Vegetarian, not deprivation


Kushi Zaver

Vegetarians do not have to settle for bland, tasteless food. There are numerous options available to make a vegetarian diet appetizing, such as this delectable veggie pizza.

Kushi Zaver, Op-Ed Editor

The idea of vegetarianism may seem unfathomable to most people, but it can be the easiest thing in the world. Vegetarianism is the practice of not consuming meat from animals, and it has numerous benefits. 

According to Harvard Health, a study of more than 76,000 vegetarians revealed that these vegetarians were on average 25 percent less likely to suffer from heart disease. Harvard also debunked the myth that most vegetarians lack protein because protein can be found in dairy, lentils and beans.

Another important benefit of this lifestyle is the cost. Vegetarian diets are typically more cost efficient than a traditional diet. A personal example of this would be eating out. 

Typically, if I go to a restaurant with my friends, my meal will be around 10 dollars while theirs may be twelve to fifteen. This may not seem like much, but it quickly adds up over time. 

Additionally, it is also cheaper overall; according to takepart, a vegetarian diet is more budget friendly largely because the cost of meat has been deducted. 

Skipping out on meat is also great for the environment. Cows, chickens and other livestock produce greenhouse gases that are released into the air, causing the greenhouse gas effect. 

If there are too many greenhouse gases, the world could overheat and  cause the human race to be driven to extinction. The livestock industry is one of the largest industries contributing to this effect, which is now known as global warming.

If everyone switched to a vegetarian diet, the risk of global warming would decrease. 

Furthermore, skeptics should consider the morality of eating meat.

Animals slated for slaughter are often beaten and battered to death. If eggs hatch and they are male chicks, they will often be suffocated in trash bags, pushed into a grinder or thrown away because they are useless to the operation. 

Cows and pigs are frequently forced to reproduce for their entire lifetimes to keep the cycle going, and the babies are separated from their mothers. I recommend watching the documentary “Cowspiracy” to see the reality of the cruelty prevalent in this industry. 

It is baffling how millions of individuals would cry at documentaries such as these but feel no remorse at eating the product.

I grew up hearing things like “Where do you get your protein?” or  “I don’t know how you do it” or the classic “I would die without meat; it tastes so good.” 

Personally, I have been a vegetarian since I was born; my family is Indian and traditionally we eat a vegetarian diet. I have never had any drastic medical issues or deficiencies. If you do it right, you will not only be healthy, you’ll thrive. 

According to a student at Coffee County Central High School, Austin Burch, “ I’m not a vegetarian because I find meat to be delicious, nutritious, easily accessible and inexpensive.”

Yes, I realize meat probably tastes good, but is it worth the environmental and physical effects?
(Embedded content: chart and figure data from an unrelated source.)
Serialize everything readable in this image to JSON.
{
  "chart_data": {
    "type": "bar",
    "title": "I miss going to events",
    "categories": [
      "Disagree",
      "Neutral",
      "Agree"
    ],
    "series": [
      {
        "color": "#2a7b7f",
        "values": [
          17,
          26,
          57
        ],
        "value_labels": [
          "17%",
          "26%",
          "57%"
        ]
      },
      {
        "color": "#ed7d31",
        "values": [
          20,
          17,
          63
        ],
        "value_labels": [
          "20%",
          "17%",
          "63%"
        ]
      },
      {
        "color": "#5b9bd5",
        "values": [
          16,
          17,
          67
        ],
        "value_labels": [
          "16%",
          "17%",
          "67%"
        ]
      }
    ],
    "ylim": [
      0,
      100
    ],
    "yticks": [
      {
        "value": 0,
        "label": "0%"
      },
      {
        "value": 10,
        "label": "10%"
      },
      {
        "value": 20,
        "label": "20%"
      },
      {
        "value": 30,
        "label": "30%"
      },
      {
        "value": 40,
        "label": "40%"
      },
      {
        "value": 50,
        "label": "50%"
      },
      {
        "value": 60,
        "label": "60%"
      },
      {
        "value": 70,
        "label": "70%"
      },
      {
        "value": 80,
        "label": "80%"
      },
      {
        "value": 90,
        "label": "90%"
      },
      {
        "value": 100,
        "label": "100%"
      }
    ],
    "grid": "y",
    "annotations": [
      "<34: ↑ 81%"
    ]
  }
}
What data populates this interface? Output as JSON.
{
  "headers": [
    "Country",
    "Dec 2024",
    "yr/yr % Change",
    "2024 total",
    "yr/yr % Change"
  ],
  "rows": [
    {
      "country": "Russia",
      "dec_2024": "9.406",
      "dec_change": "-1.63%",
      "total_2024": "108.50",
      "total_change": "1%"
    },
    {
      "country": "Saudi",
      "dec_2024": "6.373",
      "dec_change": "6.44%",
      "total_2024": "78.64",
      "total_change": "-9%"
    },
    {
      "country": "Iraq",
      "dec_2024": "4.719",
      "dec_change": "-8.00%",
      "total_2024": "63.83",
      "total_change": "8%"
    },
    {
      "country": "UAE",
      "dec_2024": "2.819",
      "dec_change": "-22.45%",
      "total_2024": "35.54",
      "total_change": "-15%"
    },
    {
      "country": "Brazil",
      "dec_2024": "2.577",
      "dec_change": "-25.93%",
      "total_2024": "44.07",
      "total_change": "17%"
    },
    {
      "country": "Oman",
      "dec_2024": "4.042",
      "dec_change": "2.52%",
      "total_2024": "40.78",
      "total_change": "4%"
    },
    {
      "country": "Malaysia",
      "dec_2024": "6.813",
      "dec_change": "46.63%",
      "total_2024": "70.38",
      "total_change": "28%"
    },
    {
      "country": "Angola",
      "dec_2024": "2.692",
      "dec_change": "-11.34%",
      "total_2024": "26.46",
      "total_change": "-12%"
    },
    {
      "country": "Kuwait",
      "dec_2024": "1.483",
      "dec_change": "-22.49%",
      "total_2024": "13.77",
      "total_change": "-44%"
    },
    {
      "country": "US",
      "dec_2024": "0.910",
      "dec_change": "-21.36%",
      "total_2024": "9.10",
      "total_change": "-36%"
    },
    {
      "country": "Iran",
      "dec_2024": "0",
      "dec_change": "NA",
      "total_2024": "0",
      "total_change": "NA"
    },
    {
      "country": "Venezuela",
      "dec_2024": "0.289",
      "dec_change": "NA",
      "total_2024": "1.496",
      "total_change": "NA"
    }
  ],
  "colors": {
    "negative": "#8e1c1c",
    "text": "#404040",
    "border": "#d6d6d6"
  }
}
Meat consumption is often linked to heart disease, high cholesterol and the destruction of our planet. 

Burch himself even said, “ I have heard that there are numerous benefits, including  that vegetarians experience less B.O., lower cholesterol and lower blood pressure.” 

He acknowledges the benefits, so why can’t more skeptics?

Going vegetarian does not have to be drastic; it is a lifestyle change that you can adjust to gradually and in a way that is healthy for your body. It does not mean you will starve or be protein deficient.

 In fact, I encourage you to try it for at least a week. That is one week out of the approximately 4,000 in your lifetime. So, why not? A week without meat cannot hurt you; it can only open your eyes to a different, healthy way of life.